A lei libera a fabricação, a importação, a comercialização, o desenvolvimento e o uso comercial de jogos eletrônicos em todo o país, observados a soberania nacional e a ordem econômica e financeira previstas na Constituição e outras leis. Entre os objetivos da lei está o estímulo ao ambiente de negócios e ao aumento da oferta de capital para investimento em empreendedorismo inovador no setor.
A lei prevê tratamento especial para o fomento de jogos por empresários individuais, sociedades empresariais, cooperativas, sociedades simples e microempreendedores individuais (MEI).
O texto sancionado libera o uso de jogos eletrônicos para entretenimento ou qualquer outra atividade lícita, desde que observada a classificação etária indicativa. Os jogos também poderão ser usados para contemplação artística; para fins didáticos ou recreação em ambiente escolar; para fins terapêuticos; para fins de treinamento e capacitação, por meio de simulação ou emulação de ação em ambiente institucional; para fins de comunicação e propaganda.
O Marco Legal dos Jogos Eletrônicos determina também que a concepção, o design, a gestão e o funcionamento dos jogos eletrônicos para o público infanto-juvenil “devem ter como parâmetro o superior interesse da criança e do adolescente, de acordo com a legislação vigente”.

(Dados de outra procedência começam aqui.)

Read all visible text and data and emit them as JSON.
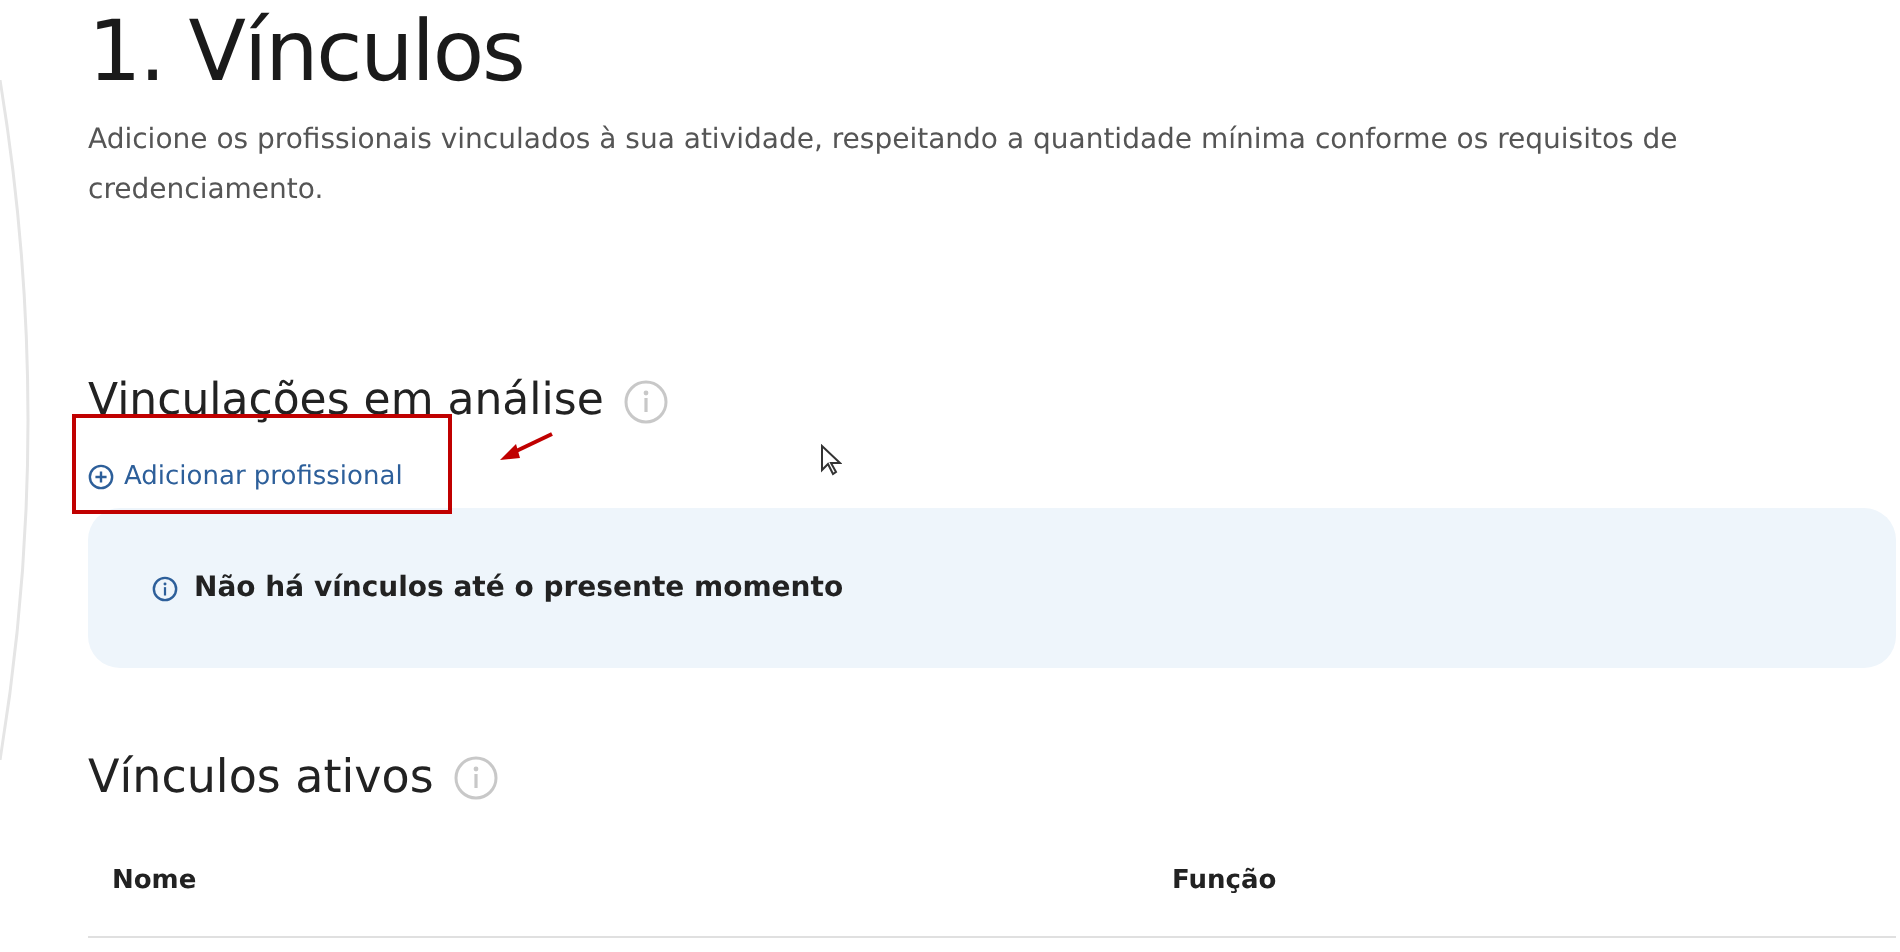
{
  "page": {
    "title": "1. Vínculos",
    "description": "Adicione os profissionais vinculados à sua atividade, respeitando a quantidade mínima conforme os requisitos de credenciamento."
  },
  "pending_section": {
    "heading": "Vinculações em análise",
    "add_link": "Adicionar profissional",
    "empty_message": "Não há vínculos até o presente momento"
  },
  "active_section": {
    "heading": "Vínculos ativos",
    "table": {
      "columns": [
        "Nome",
        "Função"
      ]
    }
  }
}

Nesses casos, deverão ser adotadas medidas adequadas e proporcionais para mitigar os riscos aos direitos de crianças e adolescentes que possam advir da concepção ou do funcionamento desses jogos, bem como para fomentar a efetivação de seus direitos relacionados ao ambiente digital. Os desenvolvedores de jogos eletrônicos deverão criar canais de escuta e diálogo com crianças e adolescentes.